The shift introduces a "productivity paradox." AI tools sharply increase the volume of code generated, but they do not automatically increase the value of the software. High output demands more architectural oversight from humans so the generated pieces integrate into a maintainable whole. The human role moves from manual implementer to high-level architect and tester.
| Feature | Traditional programming | Vibe coding |
|---|---|---|
| Code creation | Manual, line-by-line syntax | AI-generated from natural language |
| User role | Implementer and debugger | Prompter, guide, and tester |
| Expertise required | Deep knowledge of languages and syntax | Understanding of the desired outcome |
| Input type | Precise, structured code | Natural language and feedback |
| Error handling | Manual code comprehension | Refinement through conversational feedback |
The shift forces a move from syntax mastery to systems thinking. As the machine handles the "how," the human has to get better at the "why" — keeping the overall system resilient and aligned with business goals.
What are the limitations and trade-offs of vibe coding?
Vibe coding alone is not enough for production-grade software, because "vibing" tends to favor speed over rigor. Without an experienced architect, that leads to technical debt and critical security holes. AI assistants are strong on standard syntax but often miss the whole-system view that complex architecture and scalability demand.
- Security risks: Vibe coding often skips fundamentals — storing passwords in plain text, leaving API endpoints unauthenticated, failing to lock down unused ports. Production-ready code needs current SSL certificates and strictly limited file-upload types.

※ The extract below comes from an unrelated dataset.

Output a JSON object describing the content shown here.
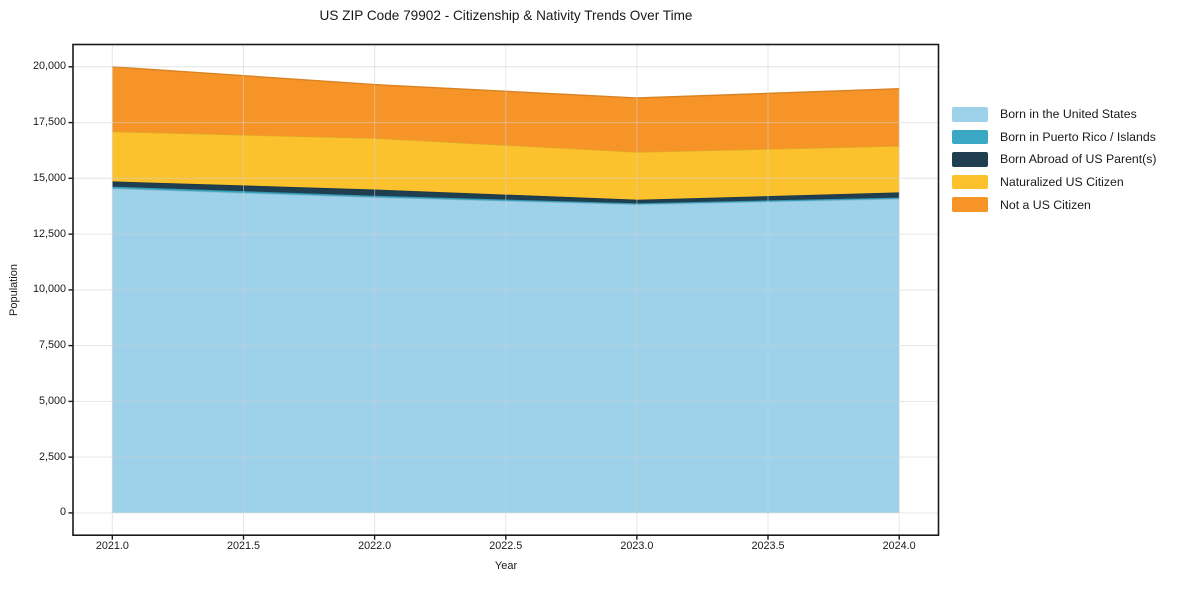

- Process omissions: Agentic workflows frequently drop continuous integration (CI), unit testing, and documentation — the practices that make long-term maintenance possible.
- The productivity paradox: Time saved during generation can be erased by integration bottlenecks, where fixing opaque AI-generated code takes longer than writing it by hand.

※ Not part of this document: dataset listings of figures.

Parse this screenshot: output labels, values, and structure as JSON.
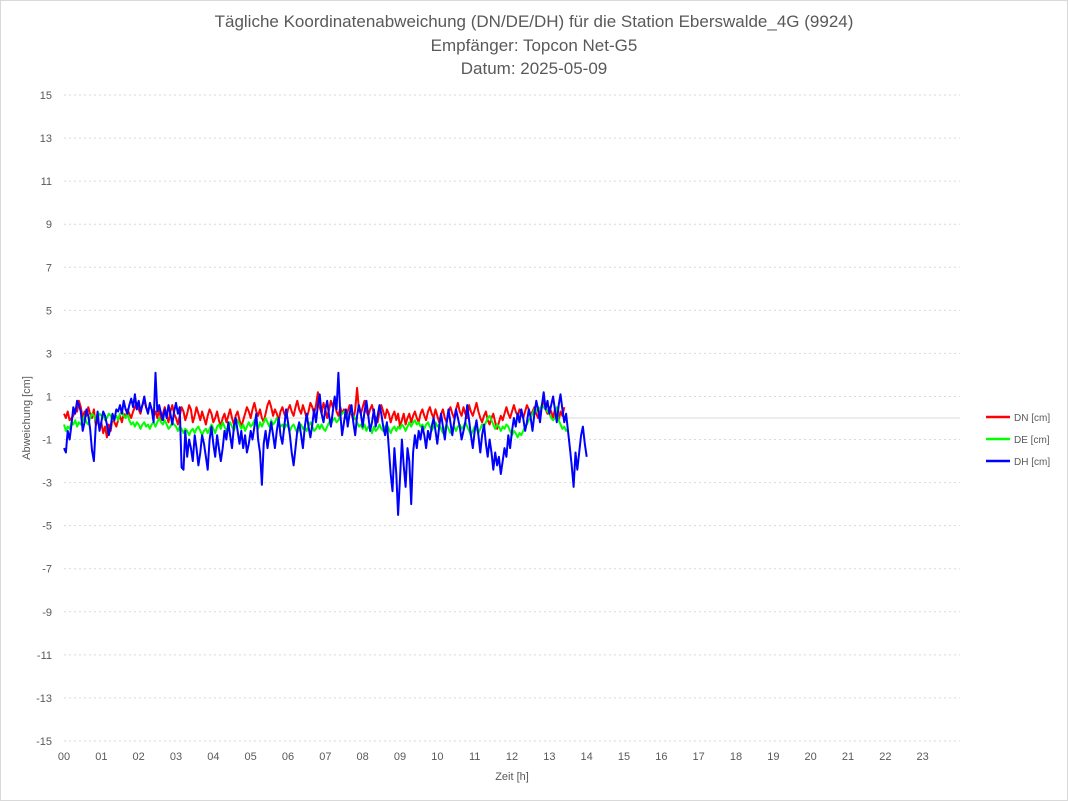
{
  "chart_data": {
    "type": "line",
    "title_lines": [
      "Tägliche Koordinatenabweichung (DN/DE/DH) für die Station Eberswalde_4G (9924)",
      "Empfänger: Topcon Net-G5",
      "Datum: 2025-05-09"
    ],
    "xlabel": "Zeit [h]",
    "ylabel": "Abweichung [cm]",
    "ylim": [
      -15,
      15
    ],
    "yticks": [
      "15",
      "13",
      "11",
      "9",
      "7",
      "5",
      "3",
      "1",
      "-1",
      "-3",
      "-5",
      "-7",
      "-9",
      "-11",
      "-13",
      "-15"
    ],
    "xlim": [
      0,
      24
    ],
    "xticks": [
      "00",
      "01",
      "02",
      "03",
      "04",
      "05",
      "06",
      "07",
      "08",
      "09",
      "10",
      "11",
      "12",
      "13",
      "14",
      "15",
      "16",
      "17",
      "18",
      "19",
      "20",
      "21",
      "22",
      "23"
    ],
    "grid": true,
    "legend_position": "right",
    "x_step_hours": 0.05,
    "series": [
      {
        "name": "DN [cm]",
        "color": "#ff0000",
        "values": [
          0.2,
          0.0,
          0.3,
          -0.1,
          0.0,
          0.1,
          0.4,
          0.3,
          0.8,
          0.5,
          0.0,
          0.3,
          0.1,
          0.5,
          0.2,
          0.0,
          0.4,
          -0.3,
          -0.1,
          -0.5,
          -0.2,
          -0.7,
          -0.4,
          -0.9,
          -0.3,
          -0.6,
          0.0,
          -0.2,
          -0.4,
          -0.1,
          0.1,
          -0.2,
          0.2,
          0.0,
          0.4,
          0.2,
          0.0,
          0.3,
          0.5,
          0.7,
          0.4,
          0.2,
          0.6,
          0.8,
          0.5,
          0.3,
          0.6,
          0.4,
          0.1,
          0.3,
          0.0,
          0.4,
          -0.1,
          0.2,
          0.5,
          0.1,
          -0.2,
          0.3,
          0.6,
          0.2,
          0.0,
          -0.3,
          0.1,
          0.5,
          0.3,
          -0.1,
          0.2,
          0.6,
          0.4,
          -0.2,
          0.1,
          0.5,
          0.2,
          -0.1,
          0.3,
          0.0,
          -0.3,
          0.1,
          0.4,
          0.2,
          -0.2,
          0.0,
          0.3,
          -0.1,
          -0.4,
          0.0,
          0.2,
          -0.2,
          0.1,
          0.4,
          0.0,
          -0.3,
          0.1,
          0.3,
          -0.1,
          -0.4,
          -0.1,
          0.2,
          0.5,
          0.3,
          0.0,
          0.4,
          0.7,
          0.3,
          0.1,
          0.4,
          0.0,
          -0.2,
          0.2,
          0.6,
          0.8,
          0.5,
          0.1,
          0.4,
          0.2,
          -0.1,
          0.3,
          0.5,
          0.2,
          0.0,
          0.4,
          0.6,
          0.3,
          0.1,
          0.5,
          0.8,
          0.4,
          0.2,
          0.6,
          0.3,
          0.0,
          0.3,
          0.7,
          0.5,
          0.2,
          0.6,
          1.2,
          0.5,
          0.2,
          0.7,
          0.4,
          0.0,
          0.4,
          0.8,
          0.5,
          0.9,
          0.3,
          0.1,
          0.5,
          0.2,
          0.4,
          0.0,
          0.3,
          0.6,
          0.2,
          -0.1,
          0.4,
          1.4,
          0.4,
          0.2,
          0.5,
          0.8,
          0.3,
          0.1,
          0.4,
          0.6,
          0.2,
          0.0,
          -0.2,
          0.3,
          0.6,
          0.3,
          0.0,
          0.4,
          0.2,
          -0.2,
          0.1,
          0.3,
          -0.1,
          0.2,
          -0.4,
          -0.1,
          0.2,
          -0.3,
          0.0,
          0.2,
          -0.2,
          0.1,
          0.3,
          0.0,
          -0.2,
          0.2,
          0.4,
          0.1,
          -0.1,
          0.3,
          0.5,
          0.2,
          0.0,
          0.4,
          0.1,
          -0.2,
          0.2,
          0.4,
          0.0,
          -0.2,
          0.3,
          0.5,
          0.2,
          0.0,
          0.4,
          0.7,
          0.3,
          0.1,
          0.5,
          0.2,
          0.0,
          0.6,
          0.3,
          0.1,
          0.4,
          0.7,
          0.3,
          0.0,
          -0.2,
          0.1,
          0.3,
          -0.1,
          -0.3,
          0.0,
          0.2,
          -0.2,
          -0.5,
          -0.2,
          0.1,
          -0.1,
          0.2,
          0.5,
          0.2,
          0.0,
          0.3,
          0.6,
          0.3,
          0.1,
          0.4,
          0.2,
          0.0,
          0.3,
          0.6,
          0.4,
          0.1,
          0.3,
          0.5,
          0.2,
          0.0,
          0.3,
          0.6,
          0.8,
          0.4,
          0.2,
          0.5,
          0.3,
          0.0,
          0.4,
          0.2,
          -0.1,
          0.3,
          0.1,
          0.5
        ],
        "_unused": null
      },
      {
        "name": "DE [cm]",
        "color": "#00ff00",
        "values": [
          -0.3,
          -0.6,
          -0.4,
          -0.5,
          -0.2,
          -0.3,
          -0.1,
          -0.4,
          -0.2,
          -0.3,
          -0.1,
          0.1,
          -0.2,
          -0.3,
          0.0,
          0.2,
          0.1,
          -0.1,
          0.0,
          0.2,
          0.1,
          0.2,
          -0.1,
          0.0,
          0.2,
          0.1,
          -0.1,
          0.0,
          0.1,
          -0.1,
          0.2,
          0.3,
          0.1,
          0.0,
          0.2,
          -0.1,
          -0.3,
          -0.2,
          -0.4,
          -0.2,
          -0.3,
          -0.5,
          -0.3,
          -0.2,
          -0.4,
          -0.3,
          -0.5,
          -0.3,
          -0.2,
          -0.4,
          -0.2,
          0.0,
          -0.2,
          -0.3,
          -0.1,
          -0.3,
          -0.5,
          -0.4,
          -0.2,
          -0.3,
          -0.4,
          -0.6,
          -0.4,
          -0.5,
          -0.7,
          -0.5,
          -0.6,
          -0.8,
          -0.6,
          -0.5,
          -0.7,
          -0.5,
          -0.4,
          -0.6,
          -0.8,
          -0.6,
          -0.5,
          -0.7,
          -0.5,
          -0.3,
          -0.5,
          -0.7,
          -0.4,
          -0.3,
          -0.5,
          -0.2,
          -0.4,
          -0.6,
          -0.4,
          -0.2,
          -0.4,
          -0.6,
          -0.3,
          -0.1,
          -0.3,
          -0.5,
          -0.3,
          -0.6,
          -0.4,
          -0.2,
          -0.4,
          -0.3,
          -0.1,
          -0.3,
          -0.5,
          -0.2,
          -0.4,
          -0.2,
          0.0,
          -0.2,
          -0.4,
          -0.1,
          -0.3,
          -0.2,
          0.0,
          -0.2,
          -0.4,
          -0.3,
          -0.5,
          -0.3,
          -0.4,
          -0.6,
          -0.4,
          -0.3,
          -0.5,
          -0.7,
          -0.5,
          -0.3,
          -0.5,
          -0.4,
          -0.6,
          -0.4,
          -0.2,
          -0.4,
          -0.6,
          -0.5,
          -0.3,
          -0.5,
          -0.3,
          -0.5,
          -0.6,
          -0.4,
          -0.2,
          -0.3,
          -0.1,
          0.0,
          -0.2,
          -0.1,
          0.1,
          0.2,
          0.3,
          0.1,
          0.0,
          0.2,
          0.3,
          0.1,
          0.0,
          -0.2,
          -0.4,
          -0.3,
          -0.5,
          -0.3,
          -0.6,
          -0.4,
          -0.5,
          -0.7,
          -0.4,
          -0.6,
          -0.5,
          -0.3,
          -0.5,
          -0.6,
          -0.4,
          -0.3,
          -0.5,
          -0.7,
          -0.5,
          -0.4,
          -0.6,
          -0.4,
          -0.5,
          -0.3,
          -0.4,
          -0.6,
          -0.4,
          -0.2,
          -0.4,
          -0.2,
          -0.1,
          -0.3,
          -0.2,
          -0.4,
          -0.3,
          -0.5,
          -0.3,
          -0.2,
          -0.4,
          -0.6,
          -0.4,
          -0.2,
          -0.4,
          -0.3,
          -0.5,
          -0.7,
          -0.5,
          -0.3,
          -0.5,
          -0.7,
          -0.5,
          -0.4,
          -0.6,
          -0.4,
          -0.3,
          -0.5,
          -0.4,
          -0.2,
          -0.4,
          -0.6,
          -0.8,
          -0.6,
          -0.4,
          -0.5,
          -0.7,
          -0.5,
          -0.3,
          -0.4,
          -0.2,
          0.0,
          0.1,
          -0.1,
          -0.3,
          -0.5,
          -0.3,
          -0.4,
          -0.6,
          -0.4,
          -0.5,
          -0.3,
          -0.4,
          -0.6,
          -0.8,
          -0.6,
          -0.7,
          -0.9,
          -0.7,
          -0.8,
          -0.6,
          -0.4,
          -0.3,
          -0.1,
          0.0,
          0.2,
          0.4,
          0.3,
          0.5,
          0.4,
          0.6,
          0.5,
          0.4,
          0.3,
          0.2,
          0.0,
          -0.1,
          0.0,
          0.5,
          -0.1,
          -0.3,
          -0.5,
          -0.4,
          -0.6,
          -0.5
        ],
        "_unused": null
      },
      {
        "name": "DH [cm]",
        "color": "#0000ff",
        "values": [
          -1.4,
          -1.6,
          -0.6,
          -1.0,
          -0.3,
          0.5,
          0.2,
          0.8,
          0.6,
          0.3,
          -0.6,
          -0.2,
          0.4,
          0.1,
          -0.5,
          -1.5,
          -2.0,
          -0.4,
          0.3,
          -0.6,
          -0.2,
          0.3,
          0.1,
          -0.3,
          -0.8,
          -0.4,
          0.2,
          -0.1,
          0.4,
          0.3,
          0.6,
          0.2,
          0.8,
          0.4,
          0.2,
          0.6,
          0.9,
          0.5,
          1.1,
          0.4,
          0.8,
          0.3,
          0.6,
          1.0,
          0.5,
          0.2,
          0.7,
          0.4,
          -0.2,
          2.1,
          0.3,
          0.6,
          0.2,
          -0.1,
          0.4,
          0.0,
          0.6,
          0.2,
          -0.3,
          0.3,
          0.7,
          0.2,
          0.5,
          -2.3,
          -2.4,
          -0.6,
          -1.8,
          -1.0,
          -1.4,
          -2.0,
          -0.8,
          -1.4,
          -2.2,
          -1.6,
          -0.8,
          -1.2,
          -1.8,
          -2.4,
          -1.0,
          -0.4,
          -1.2,
          -1.8,
          -0.8,
          -1.4,
          -2.0,
          -1.4,
          -0.6,
          -1.0,
          -0.2,
          -0.8,
          -1.4,
          -0.4,
          0.0,
          -0.6,
          -1.2,
          -0.6,
          -1.4,
          -0.8,
          -1.6,
          -1.2,
          -0.6,
          -1.0,
          -0.4,
          0.2,
          -1.0,
          -1.6,
          -3.1,
          -1.2,
          -0.6,
          -1.4,
          -0.8,
          -0.2,
          -0.8,
          -1.4,
          -0.6,
          0.0,
          -0.8,
          -1.2,
          -0.4,
          0.4,
          -0.2,
          -0.8,
          -1.6,
          -2.2,
          -1.4,
          -0.6,
          -0.2,
          -0.8,
          -1.4,
          -0.4,
          0.2,
          -0.4,
          -0.9,
          -0.3,
          0.4,
          -0.2,
          0.6,
          1.1,
          0.2,
          -0.2,
          0.4,
          0.8,
          0.1,
          -0.4,
          0.3,
          1.0,
          0.4,
          2.1,
          0.2,
          -0.8,
          -0.2,
          0.4,
          -0.4,
          0.2,
          0.6,
          -0.2,
          -0.8,
          0.1,
          0.6,
          0.2,
          -0.4,
          0.3,
          0.8,
          0.1,
          -0.6,
          -0.2,
          0.4,
          -0.4,
          0.1,
          0.6,
          0.2,
          -0.4,
          -0.8,
          -0.2,
          -1.4,
          -2.6,
          -3.4,
          -1.4,
          -2.6,
          -4.5,
          -2.8,
          -1.0,
          -2.2,
          -3.2,
          -1.4,
          -2.0,
          -4.0,
          -1.6,
          -0.8,
          -1.4,
          -0.6,
          -1.0,
          -0.4,
          -0.8,
          -1.4,
          -0.6,
          -1.0,
          -0.4,
          0.0,
          -0.6,
          -1.2,
          -0.4,
          0.2,
          -0.4,
          -1.0,
          -0.2,
          0.4,
          -0.2,
          -0.8,
          -0.2,
          0.4,
          0.0,
          -0.4,
          -1.0,
          -0.6,
          -0.2,
          0.6,
          -0.1,
          -0.8,
          -1.4,
          -0.6,
          -0.1,
          -0.8,
          -1.6,
          -0.8,
          -0.3,
          -1.2,
          -1.8,
          -1.0,
          -1.6,
          -2.4,
          -1.6,
          -2.2,
          -1.8,
          -2.6,
          -2.0,
          -1.4,
          -1.8,
          -0.8,
          -1.4,
          -0.6,
          0.0,
          -0.4,
          0.2,
          -0.2,
          0.4,
          0.0,
          -0.6,
          -0.2,
          0.4,
          0.0,
          -0.6,
          0.2,
          0.8,
          0.4,
          -0.2,
          0.6,
          1.2,
          0.4,
          0.8,
          0.2,
          0.6,
          1.0,
          0.4,
          -0.2,
          0.6,
          1.1,
          0.4,
          -0.2,
          0.2,
          -0.6,
          -1.4,
          -2.2,
          -3.2,
          -1.6,
          -2.4,
          -1.6,
          -0.8,
          -0.4,
          -1.2,
          -1.8
        ],
        "_unused": null
      }
    ]
  }
}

- Architectural blind spots: AI struggles with complex, multi-layered logic — like financial trading platforms — where missing an edge case can mean catastrophic data or financial loss.
This is also why the industry is drifting toward more disciplined, agent-led engineering with the human as architect. Our piece on the future of vibe coding looks at that shift in depth.
How will vibe coding transform the future of software creation?
The rise of vibe coding signals a socio-technical shift where software creation becomes cheap and ephemeral. A demographic change is likely: the "time-poor but money-rich" professional developer may be eclipsed by "time-rich but money-poor" individuals such as students. Expect a wave of "software memes" — apps built for short-term cultural impact and then discarded.
The shift also invokes Jevons' paradox: as the cost of producing code falls, total demand for software — and for the engineers who architect it — is likely to rise rather than fall. We anticipate a move toward vibe designing, where GUI-driven interfaces let users show AI the outcome they want, and adaptive software that self-corrects based on user behavior. The engineering–product–design ratio will tilt toward more designers and product leads, but professional engineering rigor stays the anchor for high-value, secure systems.
FAQ
Where did the term vibe coding come from? AI researcher Andrej Karpathy coined it in early 2025 to describe a workflow where developers focus on high-level goals and "vibes" rather than manual syntax.
What is the difference between vibe coding and vibe deploying? Vibe coding is the iterative use of AI to generate and refine code; vibe deploying is the one-click launch of that code to a production environment like Cloud Run.
Can non-coders build secure applications with these tools? They can build functional apps but often miss critical steps like port lockdown or SSL currency. Professional review stays essential to prevent data breaches and reach production readiness.